Norma
Aggiunto il 13 Maggio, 2007
Quest’edizione è sostanzialmente coeva alla performance anconetana della Cedolins e segna anch’essa un debutto rilevante della protagonista.
Anche quest’edizione si segnala per un assemblaggio piuttosto fantasioso: un’orchestra e un coro volenterosi ma non da grandissimo evento; una direzione orchestrale la cui principale preoccupazione è la devozione totale nei confronti della Diva (col che si definisce subito che ogni rapporto con la coppia Sutherland-Bonynge è da ritenersi assolutamente casuale); un tenore inadatto all’evento non tanto per mancanza di caratura vocale specifica, quanto per scarsa fantasia esecutiva; e una Adalgisa – qui mezzosoprano – dotata di personalità e fantasia da prima della classe.
Le analogie sono talmente inquietanti da far pensare che sia un paradigma odierno quello di confezionare gli esordi in Norma di primedonne carismatiche in contesti che distolgano il meno possibile l’attenzione degli spettatori dal vero evento, confezionando spettacoli stereotipati in cui risuona – per così dire – solo la performance della protagonista.
Qui, ad onor del vero, siamo in un contesto nettamente superiore rispetto a quello anconetano: vuoi per la statura della protagonista che – con tutto il rispetto – ha un palmares un po’ diverso rispetto alla nostra, oltre che una ben diversa formazione; vuoi per il contesto che, difficoltà per difficoltà, mette in campo nomi ben più interessanti e meglio contestualizzati.
Quanto alla Gruberova, ascoltandola c’è solo da meravigliarsi che non abbia affrontato prima questo ruolo.

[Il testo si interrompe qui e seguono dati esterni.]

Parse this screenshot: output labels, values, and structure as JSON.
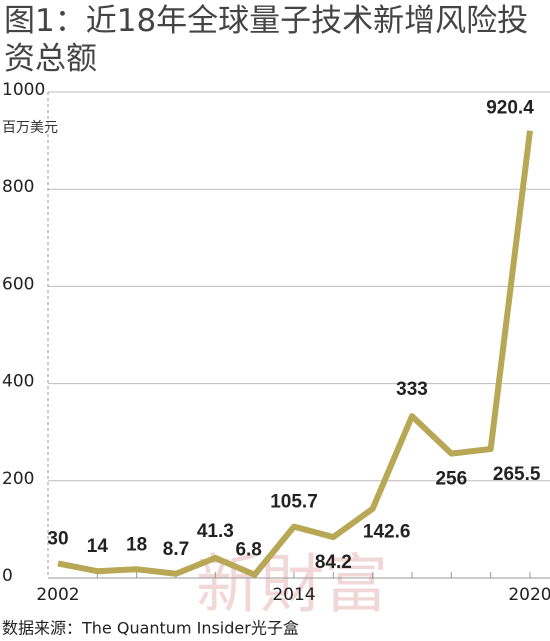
{
  "chart_data": {
    "type": "line",
    "title": "图1：近18年全球量子技术新增风险投资总额",
    "y_unit": "百万美元",
    "source": "数据来源：The Quantum Insider光子盒",
    "watermark": "新財富",
    "categories": [
      "2002",
      null,
      null,
      null,
      null,
      null,
      "2014",
      null,
      null,
      null,
      null,
      null,
      "2020"
    ],
    "values": [
      30,
      14,
      18,
      8.7,
      41.3,
      6.8,
      105.7,
      84.2,
      142.6,
      333,
      256,
      265.5,
      920.4
    ],
    "color": "#b8a755",
    "ylim": [
      0,
      1000
    ],
    "yticks": [
      0,
      200,
      400,
      600,
      800,
      1000
    ],
    "grid": true
  }
}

Se vogliamo, l’unica spiegazione potrebbe stare nel fatto che negli ultimi anni della sua carriera l’attenzione maggiore l’ha riservata ai grandi ruoli Ronzi de Begnis piuttosto che ai Pasta verso cui l’avrebbe portata la sua vocalità intrinsecamente delicata. Perché questo grande ritorno ai ruoli Pasta è segnato da un autentico trionfo, siglato da una vocalità astratta e lunare, lontanissima da quel mordere le consonanti tipico, per esempio, della sua Elisabetta del Roberto Devereux. Manca ovviamente di mordente nel “Sediziose voci” ma, in compenso, il “Casta Diva”, nell’orgogliosa tonalità di sol maggiore, è diafano, languidamente malinconico, estatico come non lo si sentiva dai tempi della prima incisione di Joan Sutherland e concluso da una cadenzina inedita ma affascinante. E il “Bello a me ritorna” ha una sua giustezza che trova l’aplomb nella precisione del ritmo più ancora che nella perfezione del canto d’agilità, una di quelle peculiarità su cui Edita ha costruito la propria fama imperitura.

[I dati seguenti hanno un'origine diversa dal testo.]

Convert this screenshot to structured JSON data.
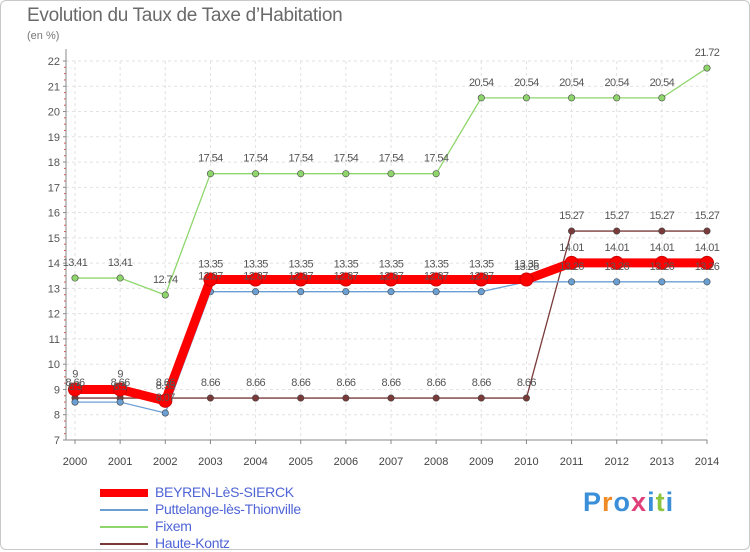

Splendidi, ovviamente, i passaggi più intensamente lirici e meditativi, come il “Dormono entrambi”, ma anche quelli che richiedono più mordente ed aggressività come il “Sì fino all’ore estreme” che, tra l’altro, può contare sull’appoggio per niente banale del canto della Garanča; e l’ “In mia man” che, se non ha la violenza che riusciva ad infondervi la Callas, in compenso vive delle angosce che la Gruberova ha imparato a distillare nei grandi ruoli Ronzi che le permettono di superare con l’intelligenza quello che la mancanza di forza esecutiva le negherebbe. Insomma, siamo dalle parti del capolavoro, e qui si evidenzia la differenza fra la prestazione del fuoriclasse e l’onesto compitino.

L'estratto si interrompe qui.